Türkiye son bir yıldır Beşar Esad’ın koltuğunu bırakmasını istedi durdu. Son çatışmalar da gösteriyor ki Esad uzun süre dayanamayabilir. Peki, Türkiye ve Ortadoğu Esad sonrası Suriye’ye hazır mı? Esad iktidarı kaybederse yerine gelecek alternatifler daha mı iyi olacak?
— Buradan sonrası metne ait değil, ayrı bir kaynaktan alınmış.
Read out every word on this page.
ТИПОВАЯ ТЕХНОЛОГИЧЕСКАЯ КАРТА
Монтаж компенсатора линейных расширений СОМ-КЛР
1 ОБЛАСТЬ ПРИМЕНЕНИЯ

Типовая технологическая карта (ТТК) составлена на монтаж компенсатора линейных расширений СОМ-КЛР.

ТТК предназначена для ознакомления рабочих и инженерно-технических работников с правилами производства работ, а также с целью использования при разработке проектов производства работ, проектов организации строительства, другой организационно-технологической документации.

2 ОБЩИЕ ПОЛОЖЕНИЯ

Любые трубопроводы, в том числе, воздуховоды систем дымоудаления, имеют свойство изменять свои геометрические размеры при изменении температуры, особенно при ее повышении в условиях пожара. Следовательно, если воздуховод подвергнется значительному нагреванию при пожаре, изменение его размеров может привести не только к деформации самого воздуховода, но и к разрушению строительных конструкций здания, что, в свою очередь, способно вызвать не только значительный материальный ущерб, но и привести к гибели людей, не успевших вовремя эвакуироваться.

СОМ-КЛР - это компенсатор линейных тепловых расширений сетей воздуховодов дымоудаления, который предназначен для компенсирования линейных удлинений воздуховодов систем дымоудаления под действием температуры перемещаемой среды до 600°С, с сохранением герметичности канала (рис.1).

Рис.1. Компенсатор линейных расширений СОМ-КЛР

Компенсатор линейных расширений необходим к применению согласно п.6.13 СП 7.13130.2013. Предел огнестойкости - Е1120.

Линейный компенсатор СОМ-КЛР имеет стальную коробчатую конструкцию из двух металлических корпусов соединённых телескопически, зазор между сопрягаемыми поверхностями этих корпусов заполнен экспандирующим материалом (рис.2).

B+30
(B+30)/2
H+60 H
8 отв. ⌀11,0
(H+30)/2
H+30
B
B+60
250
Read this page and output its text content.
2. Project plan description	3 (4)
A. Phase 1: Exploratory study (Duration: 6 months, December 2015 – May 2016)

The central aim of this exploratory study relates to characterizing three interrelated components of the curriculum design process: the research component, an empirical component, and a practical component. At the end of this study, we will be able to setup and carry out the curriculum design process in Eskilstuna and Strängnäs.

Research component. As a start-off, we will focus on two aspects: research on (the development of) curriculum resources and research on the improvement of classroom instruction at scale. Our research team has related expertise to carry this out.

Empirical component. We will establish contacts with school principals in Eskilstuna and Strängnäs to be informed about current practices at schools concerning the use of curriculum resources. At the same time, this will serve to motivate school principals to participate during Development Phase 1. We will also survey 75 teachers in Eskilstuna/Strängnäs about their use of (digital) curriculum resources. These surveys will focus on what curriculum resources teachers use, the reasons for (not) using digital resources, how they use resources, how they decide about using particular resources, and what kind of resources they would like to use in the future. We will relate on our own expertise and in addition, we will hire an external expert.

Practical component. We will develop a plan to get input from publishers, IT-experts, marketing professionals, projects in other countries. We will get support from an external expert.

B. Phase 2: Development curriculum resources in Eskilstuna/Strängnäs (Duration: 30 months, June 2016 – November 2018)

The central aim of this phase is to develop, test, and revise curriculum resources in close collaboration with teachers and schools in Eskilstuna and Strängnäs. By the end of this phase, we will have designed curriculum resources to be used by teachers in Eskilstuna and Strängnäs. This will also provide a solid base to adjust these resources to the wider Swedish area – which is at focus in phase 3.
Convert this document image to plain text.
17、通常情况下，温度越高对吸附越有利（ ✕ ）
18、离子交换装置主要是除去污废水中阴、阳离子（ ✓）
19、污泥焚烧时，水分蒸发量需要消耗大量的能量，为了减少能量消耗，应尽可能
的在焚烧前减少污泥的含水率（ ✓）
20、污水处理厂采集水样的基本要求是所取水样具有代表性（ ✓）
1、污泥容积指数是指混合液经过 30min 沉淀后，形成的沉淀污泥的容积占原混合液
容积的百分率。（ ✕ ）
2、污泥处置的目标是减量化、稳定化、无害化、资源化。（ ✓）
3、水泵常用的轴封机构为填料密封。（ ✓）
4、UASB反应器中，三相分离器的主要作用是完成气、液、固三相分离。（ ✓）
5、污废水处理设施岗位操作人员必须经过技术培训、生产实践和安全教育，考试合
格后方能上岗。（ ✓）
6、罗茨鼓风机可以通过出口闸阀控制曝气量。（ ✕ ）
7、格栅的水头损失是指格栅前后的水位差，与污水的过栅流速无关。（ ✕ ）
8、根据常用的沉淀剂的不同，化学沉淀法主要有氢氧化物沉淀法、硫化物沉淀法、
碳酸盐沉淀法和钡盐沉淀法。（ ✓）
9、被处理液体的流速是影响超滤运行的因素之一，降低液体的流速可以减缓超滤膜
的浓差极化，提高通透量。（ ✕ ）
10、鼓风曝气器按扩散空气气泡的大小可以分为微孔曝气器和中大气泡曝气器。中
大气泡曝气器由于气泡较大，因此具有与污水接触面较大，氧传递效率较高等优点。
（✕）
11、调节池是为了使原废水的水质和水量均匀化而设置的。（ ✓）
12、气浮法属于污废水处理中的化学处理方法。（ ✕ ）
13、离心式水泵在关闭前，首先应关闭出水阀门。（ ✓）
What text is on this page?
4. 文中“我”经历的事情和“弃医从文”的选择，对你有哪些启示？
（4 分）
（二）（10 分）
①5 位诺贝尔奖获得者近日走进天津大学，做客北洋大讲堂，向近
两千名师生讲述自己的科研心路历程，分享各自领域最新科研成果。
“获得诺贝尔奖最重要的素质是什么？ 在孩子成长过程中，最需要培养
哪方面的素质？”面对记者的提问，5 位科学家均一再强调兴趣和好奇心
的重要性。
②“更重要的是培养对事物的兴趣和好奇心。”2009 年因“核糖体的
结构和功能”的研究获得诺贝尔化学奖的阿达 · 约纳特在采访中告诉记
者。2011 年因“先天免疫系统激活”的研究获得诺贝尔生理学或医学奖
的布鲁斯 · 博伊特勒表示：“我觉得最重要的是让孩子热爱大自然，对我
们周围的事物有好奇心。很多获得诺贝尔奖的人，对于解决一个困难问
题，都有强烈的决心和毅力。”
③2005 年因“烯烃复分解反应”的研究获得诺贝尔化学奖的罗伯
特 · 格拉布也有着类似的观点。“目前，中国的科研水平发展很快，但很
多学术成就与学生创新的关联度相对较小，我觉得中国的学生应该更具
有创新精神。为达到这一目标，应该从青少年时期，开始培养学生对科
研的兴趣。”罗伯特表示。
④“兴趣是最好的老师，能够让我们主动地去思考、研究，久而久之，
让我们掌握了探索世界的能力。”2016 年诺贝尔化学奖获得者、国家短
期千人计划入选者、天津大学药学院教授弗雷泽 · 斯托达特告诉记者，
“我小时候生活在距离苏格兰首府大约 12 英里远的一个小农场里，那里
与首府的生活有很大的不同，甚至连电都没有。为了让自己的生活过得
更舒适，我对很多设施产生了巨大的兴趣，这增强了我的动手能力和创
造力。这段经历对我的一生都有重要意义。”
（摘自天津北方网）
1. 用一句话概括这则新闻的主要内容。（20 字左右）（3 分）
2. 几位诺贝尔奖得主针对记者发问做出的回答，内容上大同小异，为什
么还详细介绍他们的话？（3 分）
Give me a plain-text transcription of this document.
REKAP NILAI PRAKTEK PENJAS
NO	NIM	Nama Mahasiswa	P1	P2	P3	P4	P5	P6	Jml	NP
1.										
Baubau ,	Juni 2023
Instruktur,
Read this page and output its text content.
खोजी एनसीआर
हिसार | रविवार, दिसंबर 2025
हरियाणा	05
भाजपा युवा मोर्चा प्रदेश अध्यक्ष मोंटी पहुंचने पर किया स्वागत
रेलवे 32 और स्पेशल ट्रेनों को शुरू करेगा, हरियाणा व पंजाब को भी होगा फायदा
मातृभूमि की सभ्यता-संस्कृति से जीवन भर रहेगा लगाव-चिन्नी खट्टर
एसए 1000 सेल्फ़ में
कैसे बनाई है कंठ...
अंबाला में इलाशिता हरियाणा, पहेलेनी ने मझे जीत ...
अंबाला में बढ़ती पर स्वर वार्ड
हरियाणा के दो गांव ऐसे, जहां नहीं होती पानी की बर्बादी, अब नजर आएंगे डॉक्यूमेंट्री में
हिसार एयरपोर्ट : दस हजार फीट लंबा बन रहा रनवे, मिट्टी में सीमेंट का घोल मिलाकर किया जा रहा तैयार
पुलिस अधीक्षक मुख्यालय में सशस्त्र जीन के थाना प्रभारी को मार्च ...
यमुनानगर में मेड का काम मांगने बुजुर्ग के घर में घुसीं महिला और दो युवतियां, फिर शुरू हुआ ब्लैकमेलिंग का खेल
Esad sonrasının ilk olası sonucu mezhep ve din farkına dayalı parçalı bir Suriye olabilir. Silahlı muhaliflerin ezici çoğunluğu Sünni, Esad ise daha çok mezhebi olan Nusayrilere (Suriye Alevileri) ve kısmen de istikrar için kendisine yaklaşan diğer azınlıklara dayanıyor. Çatışmalar Esad’ın sarayına yaklaştıkça Esad ailesinin yanında sadece Nusayriler kalıyor. Çatışmaların bir etkisi de tıpkı Irak’ta olduğu gibi yerleşim yerlerini daha belirgin bir şekilde mezheplere göre ayırması oldu.
Mezhep devletleri
Eğer Beşar Esad ve çevresi ülkenin güneyinde bulunan başkent Şam’da tutunamazlarsa, Nusayrilerin yoğun bir şekilde yaşadığı ve Suriye’nin Akdeniz kıyılarını kapsayan bölgede ayrı bir devlet kurabilir. Alevi Devletiolarak da anılan bu muhtemel devletin içinde Lazkiye, Hamidiye, Baniyas, Qardaha ve Rus askeri üssünün de bulunduğu Tartus’un mutlaka yer alacağı tahmin ediliyor.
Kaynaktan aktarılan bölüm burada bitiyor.